Juliana Awada se convirtió en una referente de la moda argentina, por una elegancia natural que combina prendas clásicas con toques contemporáneos muy urbanos. Como empresaria textil, su influencia en la industria es innegable, convirtiéndose en la influencia del chic sofisticado y el minimalismo latinoamericano. Su vestidor de bajas temperaturas se transforma en una guía de inspiración donde la comodidad no resigna el glamour, y a través de combinaciones estratégicas, demuestra que las piezas funcionales pueden construir atuendos memorables para el día y la noche.

Juliana Awada

El maxi-tapado: la prenda clave de Juliana Awada para el invierno

Juliana Awada no duda en hacer un recambio en cada temporada que aparece. Las prendas tendencias se ven modificadas, manteniendo el effortless, el casual chic y el lujo silencioso, tres filosofías donde menos es siempre más y la elegancia se construye a través de básicos de excelente calidad y que caracterizan a la forma de vestir de la empresaria. Sin embargo, uno de los abrigos claves que mantuvo durante todos estos meses fue el maxi-tapado.

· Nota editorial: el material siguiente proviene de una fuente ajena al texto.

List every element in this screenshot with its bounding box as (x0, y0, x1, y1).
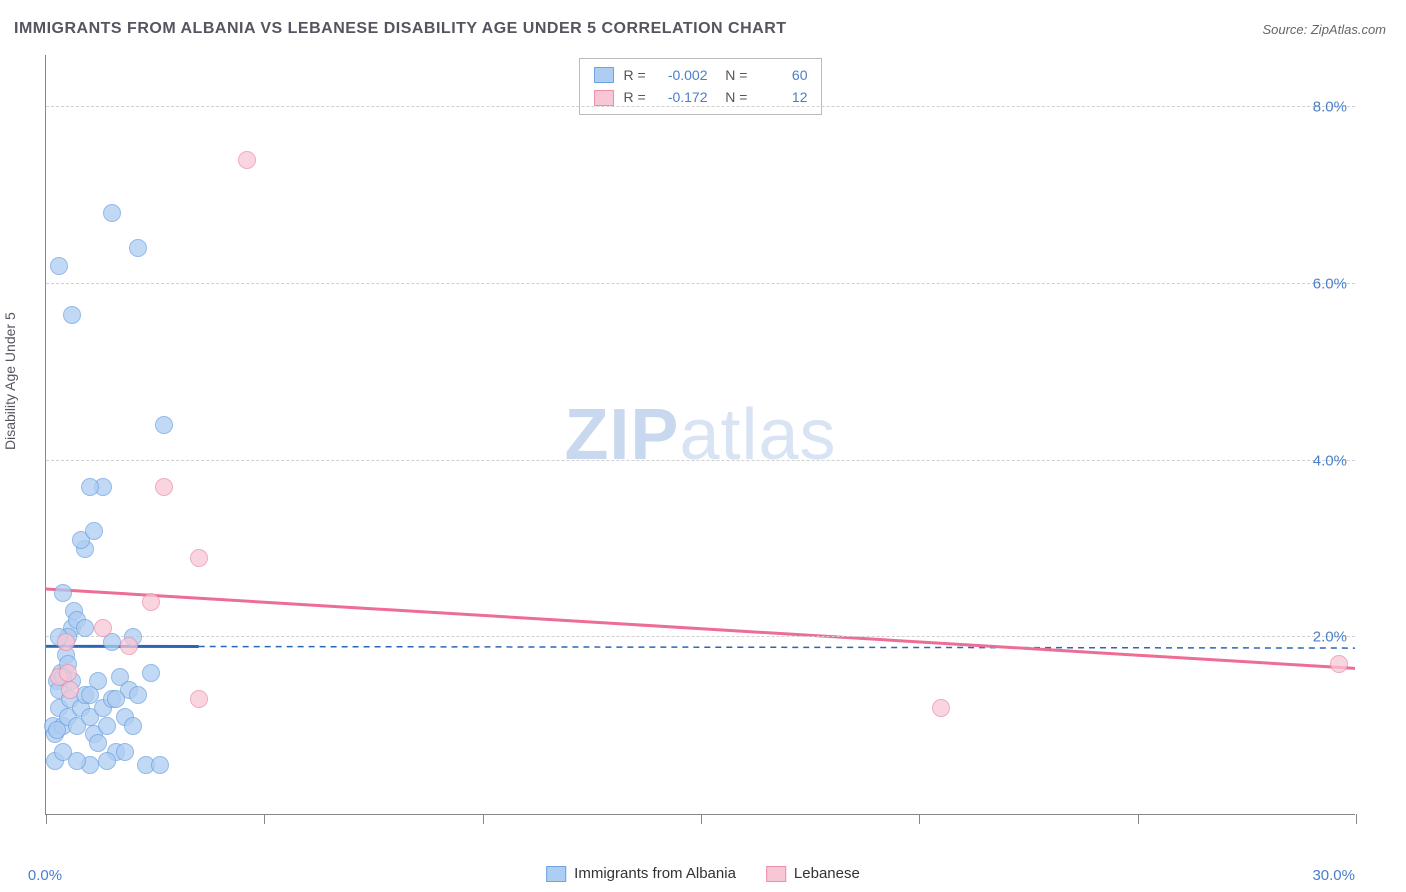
y-tick-label: 6.0% (1313, 275, 1347, 292)
legend-item: Lebanese (766, 865, 860, 882)
scatter-point (59, 664, 77, 682)
scatter-point (142, 664, 160, 682)
legend-series: Immigrants from Albania Lebanese (546, 865, 860, 882)
scatter-point (98, 752, 116, 770)
watermark: ZIPatlas (564, 394, 836, 476)
scatter-point (103, 204, 121, 222)
scatter-point (190, 549, 208, 567)
scatter-point (932, 699, 950, 717)
y-axis-label: Disability Age Under 5 (2, 312, 18, 450)
scatter-point (81, 686, 99, 704)
y-tick-label: 8.0% (1313, 99, 1347, 116)
scatter-point (94, 619, 112, 637)
scatter-point (151, 756, 169, 774)
scatter-point (1330, 655, 1348, 673)
scatter-point (142, 593, 160, 611)
legend-label: Lebanese (794, 865, 860, 882)
watermark-atlas: atlas (679, 395, 836, 475)
gridline (46, 460, 1355, 461)
x-tick (1138, 814, 1139, 824)
scatter-point (155, 416, 173, 434)
scatter-point (98, 717, 116, 735)
source-attribution: Source: ZipAtlas.com (1262, 22, 1386, 37)
x-tick (919, 814, 920, 824)
scatter-point (57, 633, 75, 651)
scatter-point (89, 734, 107, 752)
trend-lines (46, 55, 1355, 814)
x-tick (46, 814, 47, 824)
scatter-point (129, 239, 147, 257)
scatter-point (155, 478, 173, 496)
x-axis-min-label: 0.0% (28, 867, 62, 884)
scatter-point (81, 478, 99, 496)
watermark-zip: ZIP (564, 395, 679, 475)
legend-n-value: 60 (757, 64, 807, 86)
legend-label: Immigrants from Albania (574, 865, 736, 882)
y-tick-label: 2.0% (1313, 629, 1347, 646)
legend-r-label: R = (624, 64, 648, 86)
x-tick (1356, 814, 1357, 824)
y-tick-label: 4.0% (1313, 452, 1347, 469)
legend-swatch (594, 67, 614, 83)
x-tick (264, 814, 265, 824)
legend-swatch (594, 90, 614, 106)
chart-title: IMMIGRANTS FROM ALBANIA VS LEBANESE DISA… (14, 20, 787, 38)
legend-r-value: -0.002 (658, 64, 708, 86)
x-tick (483, 814, 484, 824)
scatter-point (124, 717, 142, 735)
scatter-point (129, 686, 147, 704)
scatter-point (68, 752, 86, 770)
scatter-point (107, 690, 125, 708)
legend-swatch (766, 866, 786, 882)
legend-swatch (546, 866, 566, 882)
x-axis-max-label: 30.0% (1312, 867, 1355, 884)
scatter-point (116, 743, 134, 761)
gridline (46, 106, 1355, 107)
legend-n-label: N = (718, 64, 748, 86)
plot-area: ZIPatlas R =-0.002 N =60R =-0.172 N =12 … (45, 55, 1355, 815)
scatter-point (61, 681, 79, 699)
scatter-point (238, 151, 256, 169)
gridline (46, 283, 1355, 284)
x-tick (701, 814, 702, 824)
scatter-point (120, 637, 138, 655)
scatter-point (54, 584, 72, 602)
scatter-point (190, 690, 208, 708)
legend-item: Immigrants from Albania (546, 865, 736, 882)
legend-stats-row: R = -0.002 N = 60 (594, 64, 808, 86)
scatter-point (76, 619, 94, 637)
gridline (46, 636, 1355, 637)
scatter-point (85, 522, 103, 540)
scatter-point (63, 306, 81, 324)
scatter-point (50, 257, 68, 275)
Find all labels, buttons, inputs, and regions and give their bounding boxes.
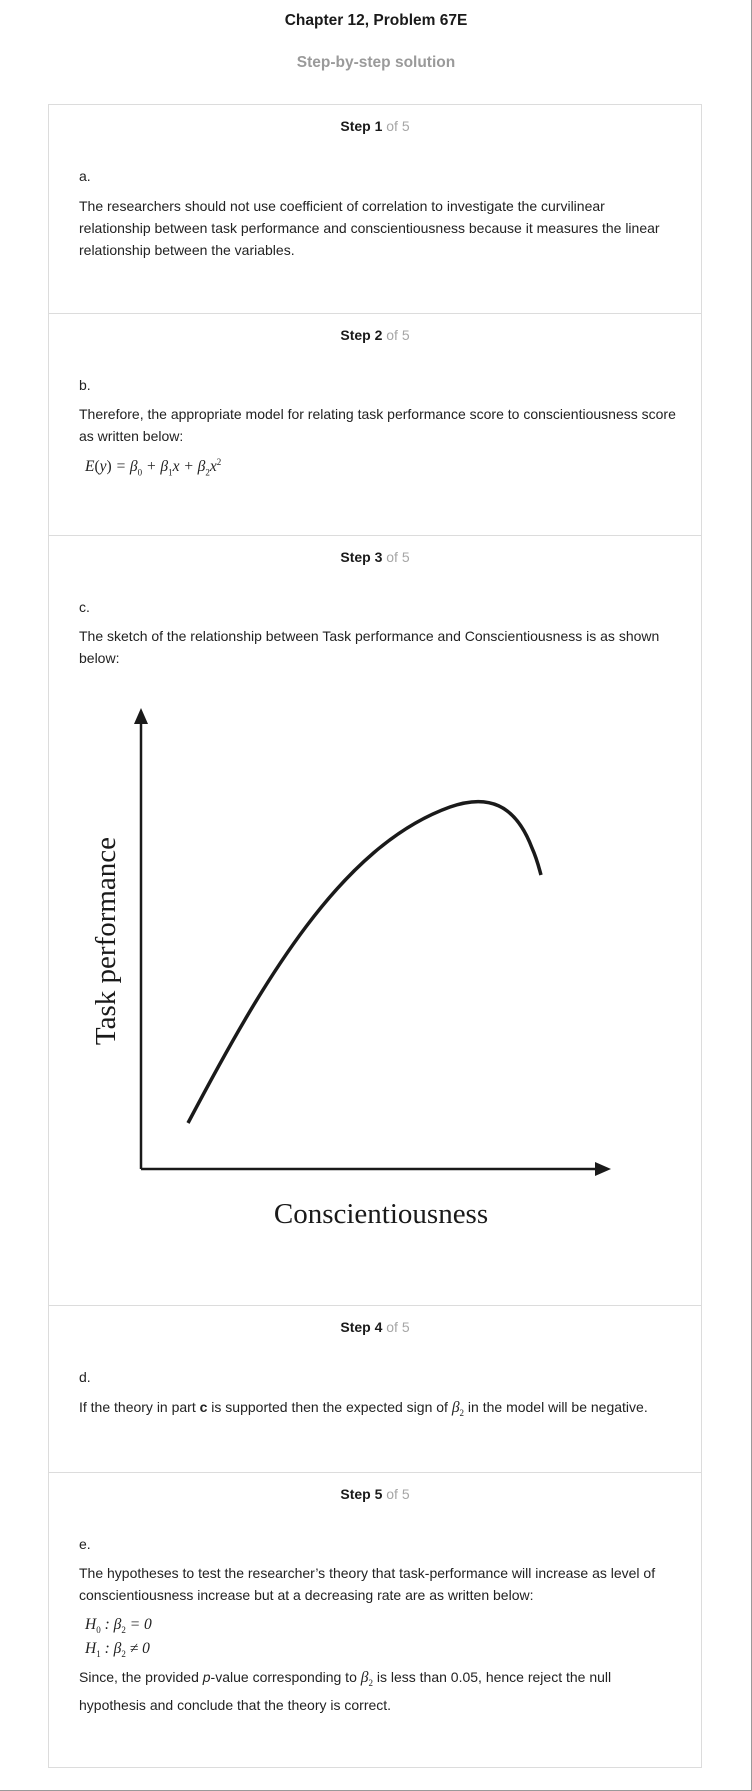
part-label-c: c.	[79, 599, 90, 615]
step-of-total: of 5	[386, 327, 410, 343]
null-hypothesis: H0 : β2 = 0	[85, 1616, 152, 1636]
step-5: Step 5 of 5 e. The hypotheses to test th…	[49, 1473, 701, 1767]
part-label-b: b.	[79, 377, 91, 393]
y-axis-label: Task performance	[90, 837, 122, 1045]
step-header: Step 3 of 5	[49, 549, 701, 565]
step-4-text: If the theory in part c is supported the…	[79, 1399, 648, 1419]
step-2-text: Therefore, the appropriate model for rel…	[79, 406, 676, 444]
step-1: Step 1 of 5 a. The researchers should no…	[49, 105, 701, 314]
step-3: Step 3 of 5 c. The sketch of the relatio…	[49, 536, 701, 1306]
part-label-d: d.	[79, 1369, 91, 1385]
step-header: Step 4 of 5	[49, 1319, 701, 1335]
performance-curve	[186, 799, 543, 1124]
x-axis-label: Conscientiousness	[274, 1198, 488, 1230]
step-of-total: of 5	[386, 118, 410, 134]
x-axis-arrow	[595, 1162, 611, 1176]
step-4: Step 4 of 5 d. If the theory in part c i…	[49, 1306, 701, 1473]
y-axis-arrow	[134, 708, 148, 724]
step-of-total: of 5	[386, 1486, 410, 1502]
step-number: Step 4	[340, 1319, 383, 1335]
step-of-total: of 5	[386, 549, 410, 565]
alternative-hypothesis: H1 : β2 ≠ 0	[85, 1640, 150, 1660]
page-subtitle: Step-by-step solution	[296, 54, 456, 71]
step-of-total: of 5	[386, 1319, 410, 1335]
step-number: Step 1	[340, 118, 383, 134]
part-label-e: e.	[79, 1536, 91, 1552]
part-reference: c	[199, 1399, 208, 1415]
step-header: Step 2 of 5	[49, 327, 701, 343]
step-5-text: The hypotheses to test the researcher’s …	[79, 1565, 656, 1603]
p-symbol: p	[202, 1669, 211, 1685]
page-title: Chapter 12, Problem 67E	[284, 12, 468, 29]
step-header: Step 1 of 5	[49, 118, 701, 134]
step-5-conclusion: Since, the provided p-value correspondin…	[79, 1669, 612, 1714]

Este mismo se posiciona como el rey indiscutido del vestidor invernal, una tendencia global que combina funcionalidad extrema con una fuerte dosis de dramatismo estético. Para adoptar esta tendencia, Awada recurre a piezas de sastrería impecable en tonos clásicos como el negro, el camel y los sofisticados motivos de estampa escocesa. En general, apuesta por el mismo abierto, para generar líneas verticales que estilizan la figura, combinándolo de manera magistral con básicos esenciales, logrando un equilibrio visual perfecto entre texturas.